Since September 2007 I have photographed and filmed five aspects of the social and environmental effects of global cotton production in Texas, Burkina Faso, Brazil and Central Asia:
Cotton is the catalyst for changes that will redefine agriculture in the coming decades. Designed to reduce labor costs in high paying western countries genetically modified cottonseeds are increasingly planted all over the world. With this patented seeds, which have to be bought every year the farmer is loosing his social, cultural and economic identity as a producer and becomes a consumer of expensive seeds and chemicals. To stay profitable the farmer has to industrialize his operation and increase his acreage, pushing other farmers out of business.
In 1946 the average size of the US cotton farm was 17 acres and there were more than a million cotton farmers. Today 25.000 are left and cotton farms average over 1,000 acres. But because of the ever-smaller profit margin even the biggest farmers are only one bad year away from bankruptcy. More than 25 percent of the U.S.’s cotton is produced within 80 miles of Lubbock in Western Texas.

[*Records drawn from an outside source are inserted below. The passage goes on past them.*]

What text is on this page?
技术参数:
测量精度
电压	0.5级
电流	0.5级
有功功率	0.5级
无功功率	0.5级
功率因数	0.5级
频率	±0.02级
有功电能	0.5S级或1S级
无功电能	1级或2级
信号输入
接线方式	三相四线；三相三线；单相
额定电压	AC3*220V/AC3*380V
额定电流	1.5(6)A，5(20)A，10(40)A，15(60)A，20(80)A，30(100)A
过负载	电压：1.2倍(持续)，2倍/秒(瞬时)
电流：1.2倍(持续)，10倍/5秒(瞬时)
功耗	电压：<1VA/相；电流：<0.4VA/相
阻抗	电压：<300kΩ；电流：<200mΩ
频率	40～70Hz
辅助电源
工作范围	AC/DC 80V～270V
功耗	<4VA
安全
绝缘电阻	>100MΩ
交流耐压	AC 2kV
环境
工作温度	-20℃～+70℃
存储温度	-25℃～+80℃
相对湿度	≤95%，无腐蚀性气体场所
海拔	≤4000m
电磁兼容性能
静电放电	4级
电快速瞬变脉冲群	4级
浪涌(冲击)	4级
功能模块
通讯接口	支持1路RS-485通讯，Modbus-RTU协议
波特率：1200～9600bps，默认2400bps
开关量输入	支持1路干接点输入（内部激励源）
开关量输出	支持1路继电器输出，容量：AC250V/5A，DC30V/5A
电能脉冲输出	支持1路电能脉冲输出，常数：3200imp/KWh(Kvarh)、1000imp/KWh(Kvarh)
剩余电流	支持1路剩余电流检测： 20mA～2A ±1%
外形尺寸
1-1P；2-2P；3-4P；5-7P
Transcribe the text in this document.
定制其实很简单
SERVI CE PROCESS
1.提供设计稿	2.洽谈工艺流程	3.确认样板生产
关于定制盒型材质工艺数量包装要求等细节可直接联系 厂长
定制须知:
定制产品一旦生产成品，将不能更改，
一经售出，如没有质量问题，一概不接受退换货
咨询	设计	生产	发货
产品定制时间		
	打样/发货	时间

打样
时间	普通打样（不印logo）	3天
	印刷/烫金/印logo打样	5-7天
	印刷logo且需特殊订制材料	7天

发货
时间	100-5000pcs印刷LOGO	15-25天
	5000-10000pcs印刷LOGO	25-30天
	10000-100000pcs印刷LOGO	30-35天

In Burkina Faso cotton is the main export-commodity in terms of value, and generates income for approximately 2 million people in the country. After years of suffering from US subsidies and intense lobbying by seed companies Burkina Faso is the first western African country to authorize genetically modified cotton, hoping the promised increase in yield will create a small profit for its farmers. This new strategy threatens Burkina Faso’s organic cotton, which dispenses with chemical fertilizers and pesticides, preserves the soil, reduces irrigation by forty percent and increases the income of farmers.
Although grown on only 2.4% of the world’s arable land cotton uses more than 24% of all the insecticides and 11% of pesticides – far more than is applied to any other single crop worldwide.
In Mato Grosso, Brazils largest cotton producing state, an average of 50 liters pesticides is used per capita every year. At the same time, the region witnessed an unparalleled agricultural boom, which flushes money into peoples hands and renders the land from forest to industrial.
According to the WWF the production of 1 kg of cotton uses 7,000 to 29,000 liters of water because three-quarters of cotton grows under irrigation in dry, warm countries. Cotton growing is directly implicated in the degradation of large-scale ecosystems including the Aral Sea in Central Asia.
Where only 50 years ago the worlds 4th largest lake guaranteed a mild climate, a chemical polluted salt dessert remains. Sandstorms raise the poisonous dust of the plain into the air and contribute about 5% to worldwide air pollution. The salt blown to the Pamir Knot melts the mountains’ glaciers, putting Central Asia’s water supply at peril.